Lucs Augen verengten sich zu eisigen Schlitzen, als er zugeben musste, dass Darci mit ihrem Vorwurf nicht ganz unrecht hatte – was seine bisherigen Beziehungen betraf!
„Genau diese Vorurteile über mich sind der Grund, warum wir miteinander reden müssen“, erwiderte er rau.
„Bevor oder nachdem wir miteinander geschlafen haben?“, wollte sie spitz wissen.
„Das, meine liebste Darci, überlasse ich ganz dir.“
Also wirklich, die Arroganz dieses Mannes …! Sich einzubilden, dass er ihre Schwäche von vorhin ausnutzen und ihr eine Affäre vorschlagen könnte! Mit dem tiefen Gefühl, das sie für ihn empfand, würde sie sich niemals auf eine lockere Beziehung mit ihm einlassen können.
„Tut mir leid, Luc, aber ich bin nicht für Affären zu haben.“ Damit drehte sie sich auf dem Absatz um und ging zum Lift.
Bei jedem Schritt war sie sich seines düsteren Blicks auf ihrem Rücken bewusst.
Luc hatte sich auch nicht von der Stelle gerührt, als sie sich im Aufzug umdrehte und den Etagenknopf drückte. Seine Miene war ausdruckslos, in seinen Augen nichts zu lesen, und Darci wagte erst wieder zu atmen, als die Lifttür zuglitt.
Was sollte sie nun tun? fragte sie sich verzweifelt, als der Aufzug sich in Bewegung setzte.
Sie liebte Luc. Daran bestand kein Zweifel. Ebenso wenige Zweifel gab es, dass er sie genug begehrte, um ihr eine Affäre vorzuschlagen.
Einst hatte sie gedacht, sie würde darauf eingehen, doch jetzt wusste sie, dass sie es nicht konnte.
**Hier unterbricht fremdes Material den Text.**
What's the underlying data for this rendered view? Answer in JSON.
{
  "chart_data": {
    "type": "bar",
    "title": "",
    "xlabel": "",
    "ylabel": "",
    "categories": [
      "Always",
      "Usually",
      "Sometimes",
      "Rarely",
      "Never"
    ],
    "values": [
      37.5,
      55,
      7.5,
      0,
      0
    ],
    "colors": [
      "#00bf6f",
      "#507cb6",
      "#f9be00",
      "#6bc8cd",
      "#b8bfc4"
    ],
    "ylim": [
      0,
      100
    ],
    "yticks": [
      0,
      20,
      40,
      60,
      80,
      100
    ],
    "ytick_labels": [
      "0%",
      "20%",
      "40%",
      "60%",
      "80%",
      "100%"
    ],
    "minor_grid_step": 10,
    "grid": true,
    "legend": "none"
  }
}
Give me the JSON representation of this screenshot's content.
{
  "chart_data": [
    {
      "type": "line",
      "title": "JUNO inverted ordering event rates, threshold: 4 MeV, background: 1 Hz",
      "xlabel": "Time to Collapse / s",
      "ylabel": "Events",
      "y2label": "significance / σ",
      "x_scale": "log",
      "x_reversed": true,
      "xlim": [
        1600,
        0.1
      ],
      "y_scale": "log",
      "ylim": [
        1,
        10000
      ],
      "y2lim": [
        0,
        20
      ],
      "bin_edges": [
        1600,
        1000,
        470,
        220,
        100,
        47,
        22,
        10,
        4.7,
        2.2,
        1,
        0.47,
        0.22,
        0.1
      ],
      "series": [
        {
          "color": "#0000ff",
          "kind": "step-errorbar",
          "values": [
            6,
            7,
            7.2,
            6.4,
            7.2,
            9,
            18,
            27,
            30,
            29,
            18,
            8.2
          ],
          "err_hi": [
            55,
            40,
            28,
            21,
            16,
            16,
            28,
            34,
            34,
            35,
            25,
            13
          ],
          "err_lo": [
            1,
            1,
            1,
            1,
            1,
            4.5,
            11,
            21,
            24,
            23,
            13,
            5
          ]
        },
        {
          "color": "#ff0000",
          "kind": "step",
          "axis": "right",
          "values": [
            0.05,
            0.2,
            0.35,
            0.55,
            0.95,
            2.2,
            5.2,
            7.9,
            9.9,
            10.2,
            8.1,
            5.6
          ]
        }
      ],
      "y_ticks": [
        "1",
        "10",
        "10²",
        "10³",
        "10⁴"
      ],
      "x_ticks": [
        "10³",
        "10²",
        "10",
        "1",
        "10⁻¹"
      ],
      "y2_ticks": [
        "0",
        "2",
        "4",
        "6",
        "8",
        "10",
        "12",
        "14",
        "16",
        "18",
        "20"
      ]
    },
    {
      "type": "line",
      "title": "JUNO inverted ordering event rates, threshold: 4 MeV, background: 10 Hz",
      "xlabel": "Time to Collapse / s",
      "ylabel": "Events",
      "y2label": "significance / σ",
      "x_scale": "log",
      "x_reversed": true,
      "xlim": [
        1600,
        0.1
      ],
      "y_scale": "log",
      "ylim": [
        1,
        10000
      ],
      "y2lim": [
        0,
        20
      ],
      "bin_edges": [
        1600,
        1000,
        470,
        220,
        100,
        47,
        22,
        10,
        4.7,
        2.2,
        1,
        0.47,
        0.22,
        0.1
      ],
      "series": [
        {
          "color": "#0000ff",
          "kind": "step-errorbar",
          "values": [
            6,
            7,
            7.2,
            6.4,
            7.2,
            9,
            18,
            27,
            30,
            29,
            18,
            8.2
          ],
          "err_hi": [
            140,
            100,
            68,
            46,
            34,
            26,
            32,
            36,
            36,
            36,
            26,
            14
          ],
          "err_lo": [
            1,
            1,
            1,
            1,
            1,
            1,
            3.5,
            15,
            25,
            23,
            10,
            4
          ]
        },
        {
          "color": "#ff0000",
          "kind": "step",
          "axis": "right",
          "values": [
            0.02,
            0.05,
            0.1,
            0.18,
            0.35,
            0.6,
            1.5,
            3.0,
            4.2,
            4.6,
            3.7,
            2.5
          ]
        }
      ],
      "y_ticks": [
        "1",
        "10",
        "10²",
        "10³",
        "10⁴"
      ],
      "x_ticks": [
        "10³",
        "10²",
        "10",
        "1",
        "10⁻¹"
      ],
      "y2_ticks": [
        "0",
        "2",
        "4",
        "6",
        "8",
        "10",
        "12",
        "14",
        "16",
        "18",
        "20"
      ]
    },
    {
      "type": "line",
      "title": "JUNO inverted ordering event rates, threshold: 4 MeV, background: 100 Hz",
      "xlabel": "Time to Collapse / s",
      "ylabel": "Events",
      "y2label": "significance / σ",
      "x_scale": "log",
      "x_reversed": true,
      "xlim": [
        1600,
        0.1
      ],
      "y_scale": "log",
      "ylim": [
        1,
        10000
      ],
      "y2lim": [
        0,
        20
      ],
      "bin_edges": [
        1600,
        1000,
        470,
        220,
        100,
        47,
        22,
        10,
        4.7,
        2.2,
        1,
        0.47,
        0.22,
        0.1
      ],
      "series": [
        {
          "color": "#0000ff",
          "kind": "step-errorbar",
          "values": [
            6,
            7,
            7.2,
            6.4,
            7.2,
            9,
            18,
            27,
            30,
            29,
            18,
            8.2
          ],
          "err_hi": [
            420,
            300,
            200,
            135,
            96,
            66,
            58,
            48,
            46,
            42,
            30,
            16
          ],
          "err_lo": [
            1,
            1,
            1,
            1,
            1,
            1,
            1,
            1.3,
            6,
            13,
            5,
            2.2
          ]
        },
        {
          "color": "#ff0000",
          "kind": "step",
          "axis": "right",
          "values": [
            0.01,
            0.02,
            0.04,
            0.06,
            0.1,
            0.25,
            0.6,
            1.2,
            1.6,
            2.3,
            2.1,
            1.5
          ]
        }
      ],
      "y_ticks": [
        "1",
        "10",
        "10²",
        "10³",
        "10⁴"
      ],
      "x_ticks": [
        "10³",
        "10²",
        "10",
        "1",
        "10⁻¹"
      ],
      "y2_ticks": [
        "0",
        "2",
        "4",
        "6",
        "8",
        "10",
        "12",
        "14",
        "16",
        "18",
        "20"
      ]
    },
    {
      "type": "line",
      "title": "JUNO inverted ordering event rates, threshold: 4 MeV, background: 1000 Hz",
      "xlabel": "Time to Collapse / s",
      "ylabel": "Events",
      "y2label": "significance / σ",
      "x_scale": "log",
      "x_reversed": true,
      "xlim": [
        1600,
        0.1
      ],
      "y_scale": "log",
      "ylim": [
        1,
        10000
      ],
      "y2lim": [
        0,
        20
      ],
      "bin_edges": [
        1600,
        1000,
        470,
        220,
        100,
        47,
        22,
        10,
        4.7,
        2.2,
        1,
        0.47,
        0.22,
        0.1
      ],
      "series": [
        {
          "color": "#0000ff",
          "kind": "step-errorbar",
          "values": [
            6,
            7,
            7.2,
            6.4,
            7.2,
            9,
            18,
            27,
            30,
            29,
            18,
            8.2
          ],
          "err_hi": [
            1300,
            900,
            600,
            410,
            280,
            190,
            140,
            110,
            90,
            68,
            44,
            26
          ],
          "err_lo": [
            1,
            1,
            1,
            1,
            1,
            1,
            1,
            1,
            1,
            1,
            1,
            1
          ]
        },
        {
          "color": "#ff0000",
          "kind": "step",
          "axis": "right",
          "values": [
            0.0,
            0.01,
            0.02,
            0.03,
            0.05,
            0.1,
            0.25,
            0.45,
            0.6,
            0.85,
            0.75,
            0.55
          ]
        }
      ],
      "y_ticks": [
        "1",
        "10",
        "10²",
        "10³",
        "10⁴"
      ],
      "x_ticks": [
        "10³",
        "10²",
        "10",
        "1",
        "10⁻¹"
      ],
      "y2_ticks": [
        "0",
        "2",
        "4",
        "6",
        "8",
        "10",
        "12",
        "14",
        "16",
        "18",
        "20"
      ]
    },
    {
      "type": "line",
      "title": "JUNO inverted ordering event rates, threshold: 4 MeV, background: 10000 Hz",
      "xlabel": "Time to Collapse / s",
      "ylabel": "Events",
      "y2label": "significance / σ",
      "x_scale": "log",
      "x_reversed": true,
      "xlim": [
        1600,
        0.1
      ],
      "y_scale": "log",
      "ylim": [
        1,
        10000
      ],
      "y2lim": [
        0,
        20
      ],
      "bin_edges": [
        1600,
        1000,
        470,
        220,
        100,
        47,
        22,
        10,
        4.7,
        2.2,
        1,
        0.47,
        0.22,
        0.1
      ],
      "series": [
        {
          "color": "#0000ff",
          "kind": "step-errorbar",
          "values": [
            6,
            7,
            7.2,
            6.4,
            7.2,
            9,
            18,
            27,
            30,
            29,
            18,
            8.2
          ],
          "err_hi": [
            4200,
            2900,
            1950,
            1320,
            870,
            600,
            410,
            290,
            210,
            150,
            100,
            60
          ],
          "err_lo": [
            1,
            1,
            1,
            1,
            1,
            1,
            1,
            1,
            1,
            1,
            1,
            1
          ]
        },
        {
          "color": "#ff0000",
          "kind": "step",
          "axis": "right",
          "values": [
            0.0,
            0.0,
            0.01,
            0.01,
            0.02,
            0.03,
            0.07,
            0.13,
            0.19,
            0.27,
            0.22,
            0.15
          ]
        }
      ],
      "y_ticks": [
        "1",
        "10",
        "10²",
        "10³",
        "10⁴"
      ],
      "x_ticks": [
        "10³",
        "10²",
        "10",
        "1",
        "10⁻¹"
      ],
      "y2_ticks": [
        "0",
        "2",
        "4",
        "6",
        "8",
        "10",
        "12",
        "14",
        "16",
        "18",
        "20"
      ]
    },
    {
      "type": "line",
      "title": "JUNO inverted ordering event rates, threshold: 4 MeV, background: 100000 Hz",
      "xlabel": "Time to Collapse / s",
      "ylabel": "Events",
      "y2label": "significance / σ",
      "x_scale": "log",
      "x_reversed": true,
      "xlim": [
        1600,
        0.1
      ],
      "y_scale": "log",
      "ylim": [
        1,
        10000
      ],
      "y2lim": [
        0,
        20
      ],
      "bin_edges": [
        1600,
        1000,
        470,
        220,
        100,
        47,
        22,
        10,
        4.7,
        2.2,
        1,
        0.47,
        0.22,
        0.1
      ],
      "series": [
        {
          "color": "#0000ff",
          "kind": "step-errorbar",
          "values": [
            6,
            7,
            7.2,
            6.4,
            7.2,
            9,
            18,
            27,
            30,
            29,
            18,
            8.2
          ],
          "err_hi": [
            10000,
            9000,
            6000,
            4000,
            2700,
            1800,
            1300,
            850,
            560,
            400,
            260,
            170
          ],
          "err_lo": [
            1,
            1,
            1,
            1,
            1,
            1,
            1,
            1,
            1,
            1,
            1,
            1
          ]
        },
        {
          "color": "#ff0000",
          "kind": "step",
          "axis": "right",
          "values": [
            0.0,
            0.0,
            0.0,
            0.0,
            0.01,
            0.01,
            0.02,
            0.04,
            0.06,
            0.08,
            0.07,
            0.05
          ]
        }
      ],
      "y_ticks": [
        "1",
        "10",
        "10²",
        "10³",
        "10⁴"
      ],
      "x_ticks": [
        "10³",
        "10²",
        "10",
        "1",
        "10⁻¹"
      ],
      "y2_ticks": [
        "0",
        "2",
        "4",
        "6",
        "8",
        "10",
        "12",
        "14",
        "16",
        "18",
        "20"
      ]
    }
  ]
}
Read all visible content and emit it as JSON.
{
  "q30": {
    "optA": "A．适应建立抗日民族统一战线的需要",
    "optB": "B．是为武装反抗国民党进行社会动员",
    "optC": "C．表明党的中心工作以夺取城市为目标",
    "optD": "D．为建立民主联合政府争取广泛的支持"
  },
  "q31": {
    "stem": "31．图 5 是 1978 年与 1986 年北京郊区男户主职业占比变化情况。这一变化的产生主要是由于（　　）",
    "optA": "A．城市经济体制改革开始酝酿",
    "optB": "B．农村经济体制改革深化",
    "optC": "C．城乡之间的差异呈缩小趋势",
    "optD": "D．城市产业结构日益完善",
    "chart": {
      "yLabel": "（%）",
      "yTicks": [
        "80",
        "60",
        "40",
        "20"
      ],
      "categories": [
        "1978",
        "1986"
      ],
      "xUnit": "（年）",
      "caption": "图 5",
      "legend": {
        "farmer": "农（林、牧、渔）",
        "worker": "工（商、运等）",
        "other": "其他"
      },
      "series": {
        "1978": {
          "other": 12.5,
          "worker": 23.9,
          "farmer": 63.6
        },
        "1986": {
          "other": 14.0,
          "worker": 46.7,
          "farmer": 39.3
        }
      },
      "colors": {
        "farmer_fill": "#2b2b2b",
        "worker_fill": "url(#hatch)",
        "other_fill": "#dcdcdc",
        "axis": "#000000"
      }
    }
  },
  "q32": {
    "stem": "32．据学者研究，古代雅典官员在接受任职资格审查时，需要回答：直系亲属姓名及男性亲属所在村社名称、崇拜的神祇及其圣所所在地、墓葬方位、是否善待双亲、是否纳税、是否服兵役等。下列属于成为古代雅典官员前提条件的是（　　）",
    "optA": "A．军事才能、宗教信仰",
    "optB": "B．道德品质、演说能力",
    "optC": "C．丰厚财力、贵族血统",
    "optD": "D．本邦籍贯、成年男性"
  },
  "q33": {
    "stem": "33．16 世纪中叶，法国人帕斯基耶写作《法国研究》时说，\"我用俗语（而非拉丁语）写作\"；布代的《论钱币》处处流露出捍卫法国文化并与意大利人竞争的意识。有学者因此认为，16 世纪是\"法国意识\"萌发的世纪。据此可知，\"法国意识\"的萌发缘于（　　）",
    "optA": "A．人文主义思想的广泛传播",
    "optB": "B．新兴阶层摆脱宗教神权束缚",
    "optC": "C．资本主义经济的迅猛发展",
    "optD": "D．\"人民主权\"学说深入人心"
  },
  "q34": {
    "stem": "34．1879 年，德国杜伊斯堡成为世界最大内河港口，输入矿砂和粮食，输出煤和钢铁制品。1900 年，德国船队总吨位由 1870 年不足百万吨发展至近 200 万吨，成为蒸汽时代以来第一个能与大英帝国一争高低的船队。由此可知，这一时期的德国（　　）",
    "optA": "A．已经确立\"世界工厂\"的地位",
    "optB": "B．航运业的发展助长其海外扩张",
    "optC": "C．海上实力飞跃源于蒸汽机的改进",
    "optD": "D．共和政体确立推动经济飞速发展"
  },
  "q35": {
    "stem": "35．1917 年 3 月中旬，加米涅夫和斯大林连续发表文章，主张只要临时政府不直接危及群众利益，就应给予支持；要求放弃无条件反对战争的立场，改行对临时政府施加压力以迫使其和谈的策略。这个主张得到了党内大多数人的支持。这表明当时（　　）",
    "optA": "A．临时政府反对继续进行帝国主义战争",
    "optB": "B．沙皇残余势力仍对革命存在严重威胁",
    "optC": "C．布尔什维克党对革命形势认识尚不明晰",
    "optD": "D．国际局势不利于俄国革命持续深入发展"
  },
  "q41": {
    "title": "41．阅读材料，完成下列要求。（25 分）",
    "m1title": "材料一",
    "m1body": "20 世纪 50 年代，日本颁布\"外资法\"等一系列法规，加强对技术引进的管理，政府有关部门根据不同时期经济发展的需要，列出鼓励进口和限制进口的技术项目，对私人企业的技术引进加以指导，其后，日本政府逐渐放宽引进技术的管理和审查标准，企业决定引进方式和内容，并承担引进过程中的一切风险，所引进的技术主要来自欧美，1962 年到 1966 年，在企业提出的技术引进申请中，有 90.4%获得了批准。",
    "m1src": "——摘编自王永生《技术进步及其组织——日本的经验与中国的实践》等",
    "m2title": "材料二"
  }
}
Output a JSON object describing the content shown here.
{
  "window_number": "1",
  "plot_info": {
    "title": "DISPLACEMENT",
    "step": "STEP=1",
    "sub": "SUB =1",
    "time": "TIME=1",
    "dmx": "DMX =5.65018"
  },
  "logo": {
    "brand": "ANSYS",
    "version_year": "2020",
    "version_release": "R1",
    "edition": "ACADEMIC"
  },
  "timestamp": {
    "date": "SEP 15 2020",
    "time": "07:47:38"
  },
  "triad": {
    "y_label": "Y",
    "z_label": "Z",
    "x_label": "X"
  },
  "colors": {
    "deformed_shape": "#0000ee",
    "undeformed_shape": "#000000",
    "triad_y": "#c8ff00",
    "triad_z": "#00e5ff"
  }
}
Allerdings wusste sie auch, dass sie Lucs Zärtlichkeiten nicht würde widerstehen können, sollte er sie wieder in seine Arme ziehen. Was sicherlich passieren würde, wenn er nach oben in die Suite kam.
All diese Überlegungen boten ihr immer noch keine Antwort auf die Frage, was sie nun tun sollte.
Sie könnte natürlich diese eine Nacht nachgeben und Luc dann morgen mitteilen, dass es keine Affäre geben würde.
Doch eine Nacht mit Luc war nicht genug.
Selbst eine Woche, ein Monat, zwei Monate waren ihr nicht genug.
Heute Abend hatte sie erkannt, dass ihre Liebe zu Luc ein solch tiefer Teil ihres Seins war, dass nur ein ganzes Leben ausreichen würde, um diese Liebe zu befrieden.
Doch so, wie sie nicht für Affären zu haben war, hatte Luc mehr als ein Mal deutlich gemacht, dass er nicht für lebenslange Beziehungen zu haben war.